Equality Now, an international organization, recently called on President George M. Weah, Vice President Jewel Howard Taylor and the 54th Legislature to enact and enforce a permanent and comprehensive law against the practice of FGM in Liberia.  The call was made on this year’s International Women’s Day in March, and came after the one-year ban on FGM that was put in place by former Liberian President Ellen Johnson Sirleaf through Executive Order 92. This ban came to an end on January 19th, 2019.  While expressing concern over the lack of a strong anti-FGM law, Equality Now’s Programme Officer of End Harmful Practices, Felister Gitonga pointed out that Liberia was bound by the regional and international human rights instruments that it had ratified.  She added that it was important for the West African nation to legislate its own law prohibiting the practice in the shortest time possible. “Presently, more than half of Liberian women are living with the consequences of the cut and many more are at risk. As it is, Liberia remains one of the three West African countries that do not have a law criminalizing FGM,” she said.  The Traditional Council of Chiefs and Elders also agreed to work with advocates and put an end to FGM, but they want more time for consultations with traditional communities.  Making the concession in February at programs marking the observance of the International Day of Zero Tolerance for FGM, Chief Momo Kiazolu lauded anti-FGM groups for reaching out and including them in the process.

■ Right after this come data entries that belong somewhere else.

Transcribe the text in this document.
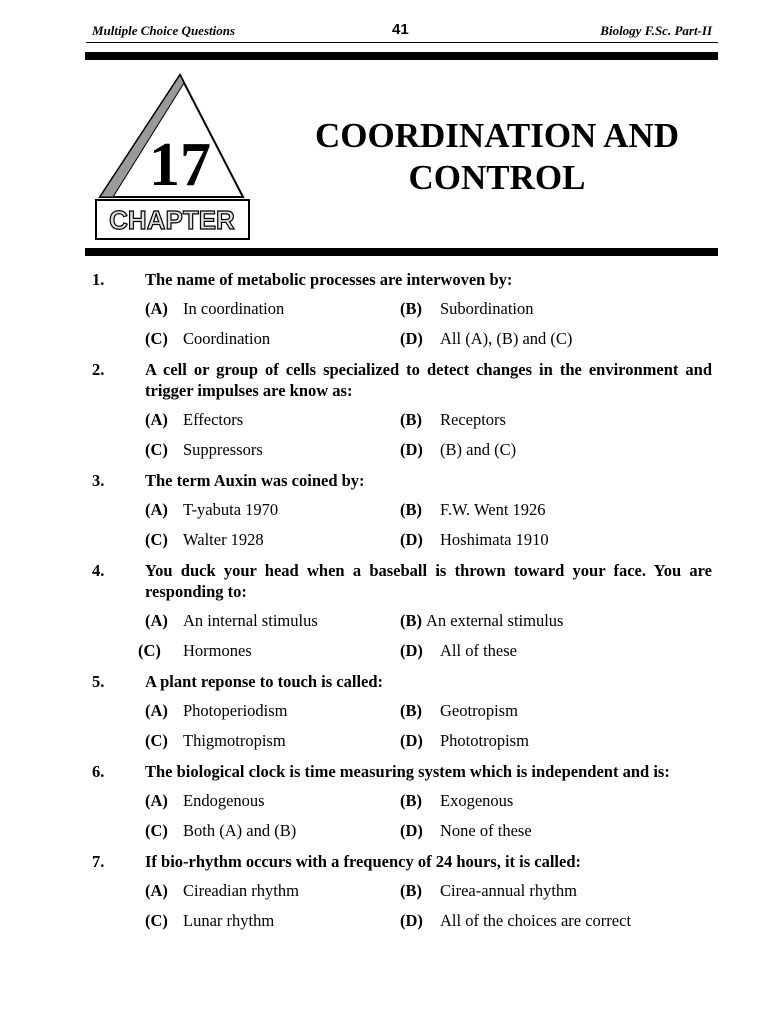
Multiple Choice Questions	41	Biology F.Sc. Part-II
17
CHAPTER
COORDINATION AND CONTROL
1.	The name of metabolic processes are interwoven by:
(A) In coordination	(B)	Subordination
(C) Coordination	(D)	All (A), (B) and (C)
2.	A cell or group of cells specialized to detect changes in the environment and trigger impulses are know as:
(A) Effectors	(B)	Receptors
(C) Suppressors	(D)	(B) and (C)
3.	The term Auxin was coined by:
(A) T-yabuta 1970	(B)	F.W. Went 1926
(C) Walter 1928	(D)	Hoshimata 1910
4.	You duck your head when a baseball is thrown toward your face. You are responding to:
(A) An internal stimulus	(B) An external stimulus
(C)	Hormones	(D)	All of these
5.	A plant reponse to touch is called:
(A) Photoperiodism	(B)	Geotropism
(C) Thigmotropism	(D)	Phototropism
6.	The biological clock is time measuring system which is independent and is:
(A) Endogenous	(B)	Exogenous
(C) Both (A) and (B)	(D)	None of these
7.	If bio-rhythm occurs with a frequency of 24 hours, it is called:
(A) Cireadian rhythm	(B)	Cirea-annual rhythm
(C) Lunar rhythm	(D)	All of the choices are correct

Chief Kiazolu, who spoke on behalf of his boss Chief Zanzan Karwor, the head of the Traditional Council of Chiefs and Elders said, traditional leaders’ exclusion from the awareness of FGM created the delay in ending the menace.  Now that they have been recognized, he assured that the “harmful” traditional practice will be curbed, based on rigorous consultation across the country.  “When they started this process of FGM, they did not start with the traditional people but went ahead and were doing their own thing, but they were wasting their time,” he said.  “We are part of the global community; we cannot say no to them if they say yes because we will not stand. So, we are already in the process.  My Chief said I should tell you to just give us a small break. This thing belongs to people and we have to go and consult with them first from village to village and town to town.”